Learn about the Buying Process in Five Steps
We’ve mentioned the importance of sorting out the finances before your trip so that you are informed and ready to commit. Being mentally prepared to make an offer is just as important. It takes on average three months to purchase a property in France, the timeframe can be (much) longer if finance is required, so ensure that you have applied for an agreement in principle if you need a mortgage.
1 -> Step One, Make your Offer
When you have found your French property it’s important to make an offer to the agent as soon as you can. The agent will then communicate with the vendor on your behalf and hopefully agree on the price before you leave. Making an offer secures the property at the agreed price but no money exchanges hands at this time and nothing needs to be signed.
TOP TIP - don’t lose out! If you find your dream home, do not hesitate to make an offer, especially if you know it’s the right place for you.

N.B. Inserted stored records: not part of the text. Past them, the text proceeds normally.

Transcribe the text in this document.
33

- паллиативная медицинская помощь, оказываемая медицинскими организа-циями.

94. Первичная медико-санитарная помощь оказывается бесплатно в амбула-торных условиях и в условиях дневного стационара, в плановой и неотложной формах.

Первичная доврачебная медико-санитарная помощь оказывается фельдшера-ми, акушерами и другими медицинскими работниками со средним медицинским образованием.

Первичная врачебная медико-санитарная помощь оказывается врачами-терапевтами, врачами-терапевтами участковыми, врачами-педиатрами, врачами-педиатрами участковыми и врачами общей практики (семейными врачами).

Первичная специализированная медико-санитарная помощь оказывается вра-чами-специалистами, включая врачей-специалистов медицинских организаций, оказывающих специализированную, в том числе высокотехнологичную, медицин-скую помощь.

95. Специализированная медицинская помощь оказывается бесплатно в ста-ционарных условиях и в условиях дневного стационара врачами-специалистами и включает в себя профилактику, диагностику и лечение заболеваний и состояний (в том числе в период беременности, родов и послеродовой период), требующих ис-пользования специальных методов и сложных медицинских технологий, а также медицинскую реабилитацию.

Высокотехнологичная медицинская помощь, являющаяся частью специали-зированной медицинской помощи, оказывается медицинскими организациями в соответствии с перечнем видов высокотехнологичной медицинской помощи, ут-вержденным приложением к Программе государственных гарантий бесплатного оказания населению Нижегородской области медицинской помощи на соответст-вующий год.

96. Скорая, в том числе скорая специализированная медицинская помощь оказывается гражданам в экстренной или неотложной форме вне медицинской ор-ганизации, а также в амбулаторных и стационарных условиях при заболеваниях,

You will not be bound into a contract until the pre-contract has been signed and the cooling-off period has expired (10 days). However, this will secure your future property for now and the owner is not allowed to accept offers from other buyers. You will need to supply various legal documents (birth/wedding certificates, copy of passport ...), so make sure you have these handy. For Brits, Americans, Australians and other non-EU based buyers, ensure your passport has at least six months left from your expiry date, and that you have thoroughly researched buying, working, staying and retiring in France.
2 -> Sign the 'Compromis de Vente'
This is a contract signed by both the vendor and purchaser to seal the deal and map out the French property purchase process. A completion date will be set at this stage. From this point the vendor is legally obliged to sell you the property but you still have a further ten days to reflect before you are legally committed to the purchase.
3 ->Step 3, Transfer the Deposit
Shortly after signing the compromis you will be required to transfer the deposit to the Notaire. This is usually in the region of 10% of the sale price. You may want to open a French bank account while you are in the country. You will need valid ID such as a passport or 'carte de séjour' and proof of address in the form of a utility bill dated within the past three months. Non-French residents will need to provide a credit card or bank statement which includes address details.
4 -> Step 4, Sign the Final Contract
It takes between 6 to 12 weeks to complete the necessary paperwork for the purchase. When the day of completion arrives you will be invited to the Notaire's office to sign the 'Acte Authentique' (deeds) which guarantees the legal transfer of the property. Ensure that the balance of the funds has been transferred and ask for confirmation they have been received before you leave, our currency exchange service can assist you with this. You will also need to have obtained home and contents insurance coverage, this is compulsory in France.
5 -> Last Step, the Keys to your House
The paperwork is complete, vendors have left and you've been handed the keys. Champagne! It's time to celebrate your French house.
Useful Buyer's Tip
KEEP IN TOUCH with the vendors – you may have questions about the boiler, the pool or a handyman after the sale.